Ao contrário de Henrique e Telmo, Ana Rita Gomes é ainda uma novata no que concerne à mobilidade elétrica, mas a possibilidade de circular com o carro de família tem vindo a ceder-lhe alguma experiência. “Foi o meu pai que o adquiriu em 2020, através da empresa dele, porque temos benefícios fiscais se comprarmos um elétrico”, como por exemplo o retorno do imposto. Até à data conduzia um Citroen C3 “mais velhote”, a gasóleo. “Nota-se completamente a diferença. Era de 2005, fazia muito barulho, às vezes as peças saíam, a direção assistida chegou a deixar de funcionar”, lembra. Afirma que, apesar de ser um veículo bastante poupado, a alternativa elétrica ficou mais em conta. “Como estou sempre a carregar em casa a conta da luz é um bocadinho maior, mas fica mais barato”, explica.

A empresária admite ser favorecida pelo facto de viver na vivenda dos pais, em Azeitão, ao contrário de outros condutores que não possuem um lugar de estacionamento privado. São cerca de 80 euros a mais na fatura da eletricidade para carregar regularmente na totalidade, mas num posto de carregamento público o valor pode chegar aos quatro euros por apenas uma hora, e para cerca de 20% de bateria. “Esse valor ainda é qualquer coisa, por isso há pessoas que vão tentar contornar as regras para poupar mais um pouco” diz, referindo-se aos carregamentos proibidos na via pública.  

Ainda assim, assume dificuldades em encontrar postos de carregamento durante viagens de longo curso, em autoestrada. “Muitas vezes as estações de serviço dizem que têm carregadores, e quando lá chego não estão a funcionar”, conta.

Telmo Azevedo refuta esta ideia. “Já existem várias aplicações que nos mostram a que horas é que esteve ligado, quando é que foi usado, a última vez que foi usado e se está a comunicar. Isso é muito importante para a pessoa sentir segurança antes de fazer a viagem”. Empresas como a EDP, a Miio, e as próprias marcas dos automóveis oferecem atualmente esse mecanismo.

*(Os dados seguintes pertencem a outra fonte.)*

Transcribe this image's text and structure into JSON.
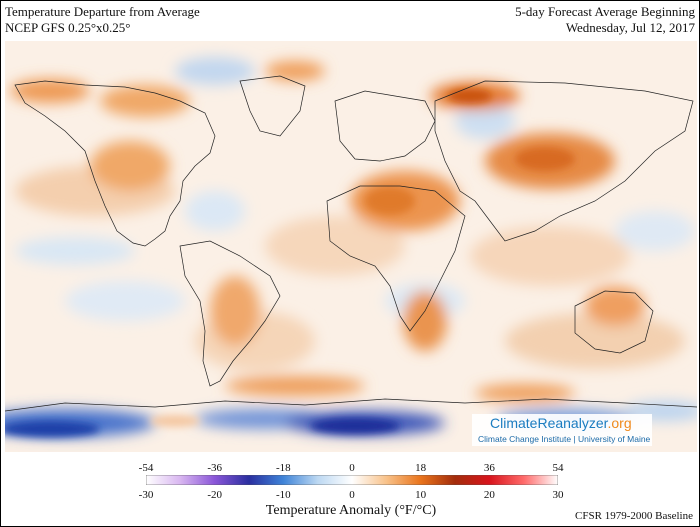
{
  "header": {
    "title": "Temperature Departure from Average",
    "model": "NCEP GFS 0.25°x0.25°",
    "forecast": "5-day Forecast Average Beginning",
    "date": "Wednesday, Jul 12, 2017"
  },
  "badge": {
    "brand": "ClimateReanalyzer",
    "tld": ".org",
    "sub": "Climate Change Institute | University of Maine"
  },
  "colorbar": {
    "title": "Temperature Anomaly (°F/°C)",
    "ticks_f": [
      "-54",
      "-36",
      "-18",
      "0",
      "18",
      "36",
      "54"
    ],
    "ticks_c": [
      "-30",
      "-20",
      "-10",
      "0",
      "10",
      "20",
      "30"
    ],
    "stops": [
      "#ffffff",
      "#d8b6f0",
      "#8a56d8",
      "#2a2fa0",
      "#3f84d8",
      "#bcd8f2",
      "#ffffff",
      "#f8c28a",
      "#e9741c",
      "#a32d0c",
      "#d8141c",
      "#ff6a6a",
      "#ffffff"
    ]
  },
  "baseline": "CFSR 1979-2000 Baseline",
  "colors": {
    "warm": "#e8863a",
    "cold": "#2f5fc8",
    "land_border": "#222222"
  }
}
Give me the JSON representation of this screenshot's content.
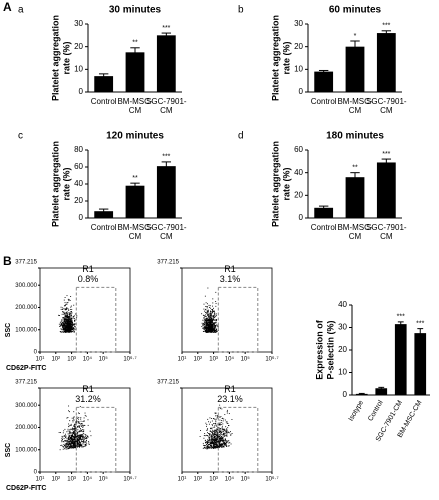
{
  "labels": {
    "panel_a": "A",
    "panel_b": "B"
  },
  "chart_data": [
    {
      "type": "bar",
      "panel": "a",
      "title": "30 minutes",
      "ylabel": [
        "Platelet aggregation",
        "rate (%)"
      ],
      "categories": [
        [
          "Control"
        ],
        [
          "BM-MSC-",
          "CM"
        ],
        [
          "SGC-7901-",
          "CM"
        ]
      ],
      "values": [
        7,
        17.5,
        25
      ],
      "errors": [
        1,
        2,
        1
      ],
      "annotations": [
        null,
        "**",
        "***"
      ],
      "ylim": [
        0,
        30
      ],
      "yticks": [
        0,
        10,
        20,
        30
      ],
      "color": "#000000"
    },
    {
      "type": "bar",
      "panel": "b",
      "title": "60 minutes",
      "ylabel": [
        "Platelet aggregation",
        "rate (%)"
      ],
      "categories": [
        [
          "Control"
        ],
        [
          "BM-MSC-",
          "CM"
        ],
        [
          "SGC-7901-",
          "CM"
        ]
      ],
      "values": [
        9,
        20,
        26
      ],
      "errors": [
        0.5,
        2.5,
        1
      ],
      "annotations": [
        null,
        "*",
        "***"
      ],
      "ylim": [
        0,
        30
      ],
      "yticks": [
        0,
        10,
        20,
        30
      ],
      "color": "#000000"
    },
    {
      "type": "bar",
      "panel": "c",
      "title": "120 minutes",
      "ylabel": [
        "Platelet aggregation",
        "rate (%)"
      ],
      "categories": [
        [
          "Control"
        ],
        [
          "BM-MSC-",
          "CM"
        ],
        [
          "SGC-7901-",
          "CM"
        ]
      ],
      "values": [
        8,
        38,
        61
      ],
      "errors": [
        2.5,
        3,
        5
      ],
      "annotations": [
        null,
        "**",
        "***"
      ],
      "ylim": [
        0,
        80
      ],
      "yticks": [
        0,
        20,
        40,
        60,
        80
      ],
      "color": "#000000"
    },
    {
      "type": "bar",
      "panel": "d",
      "title": "180 minutes",
      "ylabel": [
        "Platelet aggregation",
        "rate (%)"
      ],
      "categories": [
        [
          "Control"
        ],
        [
          "BM-MSC-",
          "CM"
        ],
        [
          "SGC-7901-",
          "CM"
        ]
      ],
      "values": [
        9,
        36,
        49
      ],
      "errors": [
        1.5,
        4,
        3
      ],
      "annotations": [
        null,
        "**",
        "***"
      ],
      "ylim": [
        0,
        60
      ],
      "yticks": [
        0,
        20,
        40,
        60
      ],
      "color": "#000000"
    },
    {
      "type": "flow",
      "gate": "R1",
      "percent": "0.8%",
      "ylabel": "SSC",
      "xlabel": "CD62P-FITC",
      "ylim": [
        0,
        377215
      ],
      "xlim": [
        1,
        6.7
      ],
      "yticks": [
        {
          "value": 377215,
          "label": "377.215"
        },
        {
          "value": 300000,
          "label": "300.000"
        },
        {
          "value": 200000,
          "label": "200.000"
        },
        {
          "value": 100000,
          "label": "100.000"
        },
        0
      ],
      "xticks": [
        {
          "value": 1,
          "label": "10¹"
        },
        {
          "value": 2,
          "label": "10²"
        },
        {
          "value": 3,
          "label": "10³"
        },
        {
          "value": 4,
          "label": "10⁴"
        },
        {
          "value": 5,
          "label": "10⁵"
        },
        {
          "value": 6.7,
          "label": "10⁶·⁷"
        }
      ]
    },
    {
      "type": "flow",
      "gate": "R1",
      "percent": "3.1%",
      "ylim": [
        0,
        377215
      ],
      "xlim": [
        1,
        6.7
      ],
      "yticks": [
        {
          "value": 377215,
          "label": "377.215"
        }
      ],
      "xticks": [
        {
          "value": 1,
          "label": "10¹"
        },
        {
          "value": 2,
          "label": "10²"
        },
        {
          "value": 3,
          "label": "10³"
        },
        {
          "value": 4,
          "label": "10⁴"
        },
        {
          "value": 5,
          "label": "10⁵"
        },
        {
          "value": 6.7,
          "label": "10⁶·⁷"
        }
      ]
    },
    {
      "type": "flow",
      "gate": "R1",
      "percent": "31.2%",
      "ylabel": "SSC",
      "xlabel": "CD62P-FITC",
      "ylim": [
        0,
        377215
      ],
      "xlim": [
        1,
        6.7
      ],
      "yticks": [
        {
          "value": 377215,
          "label": "377.215"
        },
        {
          "value": 300000,
          "label": "300.000"
        },
        {
          "value": 200000,
          "label": "200.000"
        },
        {
          "value": 100000,
          "label": "100.000"
        },
        0
      ],
      "xticks": [
        {
          "value": 1,
          "label": "10¹"
        },
        {
          "value": 2,
          "label": "10²"
        },
        {
          "value": 3,
          "label": "10³"
        },
        {
          "value": 4,
          "label": "10⁴"
        },
        {
          "value": 5,
          "label": "10⁵"
        },
        {
          "value": 6.7,
          "label": "10⁶·⁷"
        }
      ]
    },
    {
      "type": "flow",
      "gate": "R1",
      "percent": "23.1%",
      "ylim": [
        0,
        377215
      ],
      "xlim": [
        1,
        6.7
      ],
      "yticks": [
        {
          "value": 377215,
          "label": "377.215"
        }
      ],
      "xticks": [
        {
          "value": 1,
          "label": "10¹"
        },
        {
          "value": 2,
          "label": "10²"
        },
        {
          "value": 3,
          "label": "10³"
        },
        {
          "value": 4,
          "label": "10⁴"
        },
        {
          "value": 5,
          "label": "10⁵"
        },
        {
          "value": 6.7,
          "label": "10⁶·⁷"
        }
      ]
    },
    {
      "type": "bar",
      "ylabel": [
        "Expression of",
        "P-selectin (%)"
      ],
      "rotated": true,
      "categories": [
        [
          "Isotype"
        ],
        [
          "Control"
        ],
        [
          "SGC-7901-CM"
        ],
        [
          "BM-MSC-CM"
        ]
      ],
      "values": [
        0.5,
        3,
        31.5,
        27.5
      ],
      "errors": [
        0.2,
        0.4,
        1,
        2
      ],
      "annotations": [
        null,
        null,
        "***",
        "***"
      ],
      "ylim": [
        0,
        40
      ],
      "yticks": [
        0,
        10,
        20,
        30,
        40
      ],
      "color": "#000000"
    }
  ]
}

No final de contas, considera que não há justificações para não adquirir um veículo elétrico, a menos que as alternativas sejam, claro, os transportes públicos. Refere inclusivamente opções em segunda mão, essencialmente compradas no estrangeiro, que respondem aos diferentes orçamentos dos consumidores. “Além do custo ser mais barato do que os combustíveis, não pagam estacionamento em Lisboa, os custos de manutenção são inferiores, não pagam IUC” e, acima de tudo, “a plenitude que sentimos a conduzir, parecendo que não, é muito importante”.